In the code below, 10 and 20 should be representing X and Y positions and 42 should be representing the bulge. It is kind of possible to track the polyline. I consider extracting information from the file by using the TITLES as navigation points as well as the numbers like 10, 20 and 42. But there are two polylines below. So, 2. which polyline should I take into consideration and what is the purpose of the other?

  0
SECTION
  2
ENTITIES
  0
LWPOLYLINE
  5
72    # What
330   # are
1F    # these
100   # numbers?
AcDbEntity
  8
Layer 1
100
AcDbPolyline
 90
       12
 70
     1
 43    # Constant width (optional; default = 0)
0.0
 10
11.7511418685121
 20
14.9867256637168
 42
1.0
 10
3.31114186851211
 20
14.9867256637168
 10
-0.0132743362831871
 20
14.9867256637168
 10
-0.0132743362831871
 20
11.72
 42
1.0
 10
-0.0132743362831871
 20
3.28
 10
-0.0132743362831871
 20
0.0398230088495577
 10
3.28
 20
0.039823008849557
 42
1.0
 10
11.72
 20
0.0398230088495577
 10
15.0132743362832
 20
0.0398230088495577
 10
15.0132743362832
 20
3.28
 42
1.0
 10
15.0132743362832
 20
11.72
 10
15.0132743362832
 20
14.9867256637168
  0
LWPOLYLINE
  5
73
330
1F
100
AcDbEntity
  8
Layer 1
100
AcDbPolyline
 90
       12
 70
     1
 43
0.0
 10
12.6544611051008
 20
15.9867256637168
 10
16.0132743362832
 20
15.9867256637168
 10
16.0132743362832
 20
12.6233192365887
 42
-0.823684764724874
 10
16.0132743362832
 20
2.37668076341128
 10
16.0132743362832
 20
-0.960176991150442
 10
12.6233192365887
 20
-0.960176991150442
 42
-0.823684764724874
 10
2.37668076341128
 20
-0.960176991150443
 10
-1.01327433628319
 20
-0.960176991150442
 10
-1.01327433628319
 20
2.37668076341128
 42
-0.823684764724874
 10
-1.01327433628319
 20
12.6233192365887
 10
-1.01327433628319
 20
15.9867256637168
 10
2.40782263192339
 20
15.9867256637168
 42
-0.823684764724874
  0
ENDSEC

Related Questions

What fields to take into consideration in a .dxf file to obtain an accurate G-Code?

Solution

The last section (BLOCKS) is the longest one although I don't know what that part represents (Would be nice if you could explain).
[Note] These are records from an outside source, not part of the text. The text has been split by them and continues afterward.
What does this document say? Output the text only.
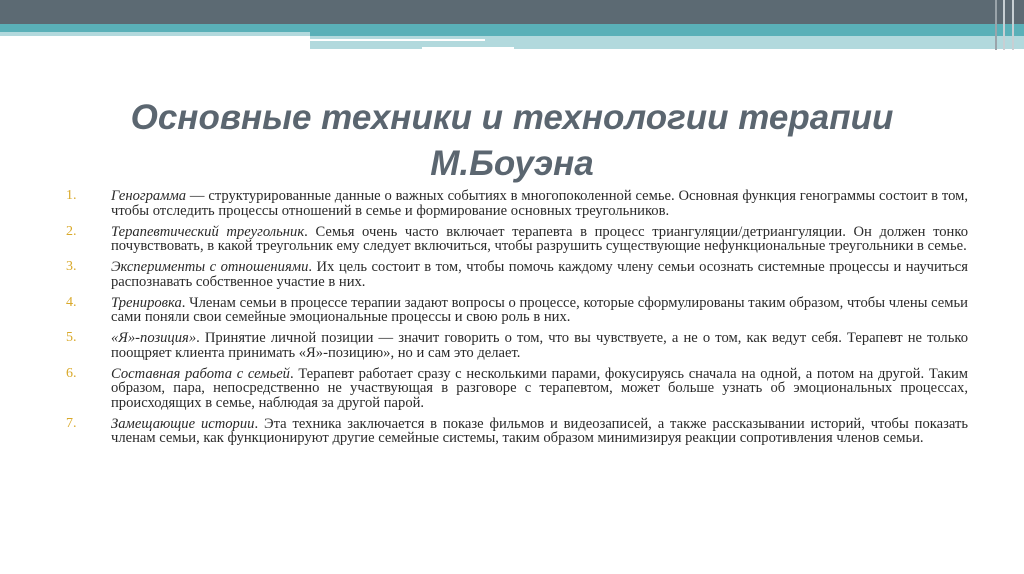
Основные техники и технологии терапии М.Боуэна
1.	Генограмма — структурированные данные о важных событиях в многопоколенной семье. Основная функция генограммы состоит в том, чтобы отследить процессы отношений в семье и формирование основных треугольников.
2.	Терапевтический треугольник. Семья очень часто включает терапевта в процесс триангуляции/детриангуляции. Он должен тонко почувствовать, в какой треугольник ему следует включиться, чтобы разрушить существующие нефункциональные треугольники в семье.
3.	Эксперименты с отношениями. Их цель состоит в том, чтобы помочь каждому члену семьи осознать системные процессы и научиться распознавать собственное участие в них.
4.	Тренировка. Членам семьи в процессе терапии задают вопросы о процессе, которые сформулированы таким образом, чтобы члены семьи сами поняли свои семейные эмоциональные процессы и свою роль в них.
5.	«Я»-позиция». Принятие личной позиции — значит говорить о том, что вы чувствуете, а не о том, как ведут себя. Терапевт не только поощряет клиента принимать «Я»-позицию», но и сам это делает.
6.	Составная работа с семьей. Терапевт работает сразу с несколькими парами, фокусируясь сначала на одной, а потом на другой. Таким образом, пара, непосредственно не участвующая в разговоре с терапевтом, может больше узнать об эмоциональных процессах, происходящих в семье, наблюдая за другой парой.
7.	Замещающие истории. Эта техника заключается в показе фильмов и видеозаписей, а также рассказывании историй, чтобы показать членам семьи, как функционируют другие семейные системы, таким образом минимизируя реакции сопротивления членов семьи.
The purpose of the BLOCKS section is summaried in the manual you referred to:

The BLOCKS section contains an entry for each block reference in the drawing.

Think of a block as a group of entities that are grouped together as one element. The block has:

Origin
Rotation
Scale

Such blocks are referenced in the drawing itself and each instance of the block is called an INSERT.

So when you walk your ENTITIES section and you hit an INSERT entity, you then have to find its handle in the BLOCK table and process the elements accordingly.

There are some DXF codes that are common to many entities and they are not always listed with the information for a specific entity type (like LWPOLYLINE).

Look at this complete list for those numbers:

5: Entity handle; text string of up to 16 hexadecimal digits (fixed)

330: Soft-pointer handle; arbitrary soft pointers to other objects within same DXF file or drawing. Translated during INSERT and XREF operations

100: Subclass data marker (with derived class name as a string). Required for all objects and entity classes that are derived from another concrete class. The subclass data marker segregates data defined by different classes in the inheritance chain for the same object. This is in addition to the requirement for DXF names for each distinct concrete class derived from ObjectARX (see Subclass Markers)

This page is also useful.

Why are there 2 LWPOLYLINES in the first place and why is it not only one BLOCK-ENDBLK pair?

If you read through the section about BLOCKS you'll see:

Model Space and Paper Space Block Definitions

Three empty definitions always appear in the BLOCKS section. They are titled *Model_Space, *Paper_Space and *Paper_Space0. These definitions manifest the representations of model space and paper space as block definitions internally. The internal name of the first paper space layout is *Paper_Space, the second is *Paper_Space0, the third is *Paper_Space1, and so on.